The IRS also argued that the debt was not valid because 2590 Associates did not intend to collect on it. The Tax Court, citing Spinosa's testimony on this point, determined that had Perkins Rowe become economically viable, 2590 Associates would have collected on the debt.
The IRS further claimed that the debt's legitimacy was compromised because the companies shared common management and some common ownership. The Tax Court was not convinced that this affected the debt's legitimacy because Spinosa had in the past intermingled the funds of his various real estate projects owned through different entities and had even done so when the Perkins Rowe property development needed capital in 2007, by injecting into the development $15 million raised in a separate real estate deal.
The Tax Court also analyzed the debt under the 13 factors used to determine if a debt is bona fide set out by the Fifth Circuit (to which an appeal of the case would lie) in Estate of Mixon, 464 F.2d 394 (5th Cir. 1972). Of these factors, the court found that nine weighed in favor of the existence of a bona fide debt, two were neutral, and two weighed against (the note's subordination to secured creditors and Perkins Rowe's failure to repay the debt and accrued interest). Thus, under the Fifth Circuit's 13 factors, the Tax Court found that the debt between the entities was bona fide.

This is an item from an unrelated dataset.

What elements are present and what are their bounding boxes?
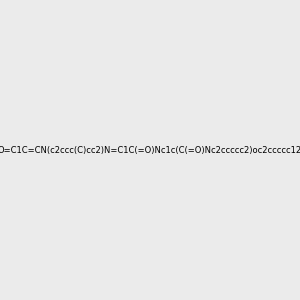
Text: O=C1C=CN(c2ccc(C)cc2)N=C1C(=O)Nc1c(C(=O)Nc2ccccc2)oc2ccccc12: O=C1C=CN(c2ccc(C)cc2)N=C1C(=O)Nc1c(C(=O)… [0, 146, 300, 154]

Year of deduction: As a fallback position from its bona fide debt argument, the IRS contended that the 2008 note did not become worthless in 2011, the year 2590 Associates deducted it, but instead in either 2009, the year the Perkins Rowe foreclosure case began, or 2012, the year of the final judgment in the case. The Tax Court held that the 2008 note became worthless in 2011, so 2590 Associates had properly deducted it in that year.
The court rejected 2009 as the year the debt became worthless because in that year, although Perkins Rowe was experiencing financial difficulties, Spinosa was still negotiating with lenders over the construction loan and there was a reasonable expectation at the end of 2009 that foreclosure could be avoided, allowing the debt to be repaid.
In contrast, in 2011, in the court's view, no viable means of refinancing the development remained, Spinosa's negotiations with Keybank to avoid foreclosure had broken down, and Perkins Rowe had essentially lost the foreclosure case. Therefore, it was reasonable to abandon hope of recovery on the 2008 note by the end of 2011, although final judgment in the foreclosure case was not entered until 2012.
As the court noted, with Perkins Rowe less than seven months from a foreclosure lawsuit, Saban may have "received a windfall by exchanging his debt for an equity interest in 2590 Associates," as he was able to exchange a debt that might very well not be repaid for an investment in development property. However, the IRS did not argue that the 2008 note should have been discounted and did not dispute 2590 Associates' adjusted basis in the note. The IRS took an all-or-nothing approach by arguing solely that the note was not bona fide debt, and since it could not have it all, it got nothing.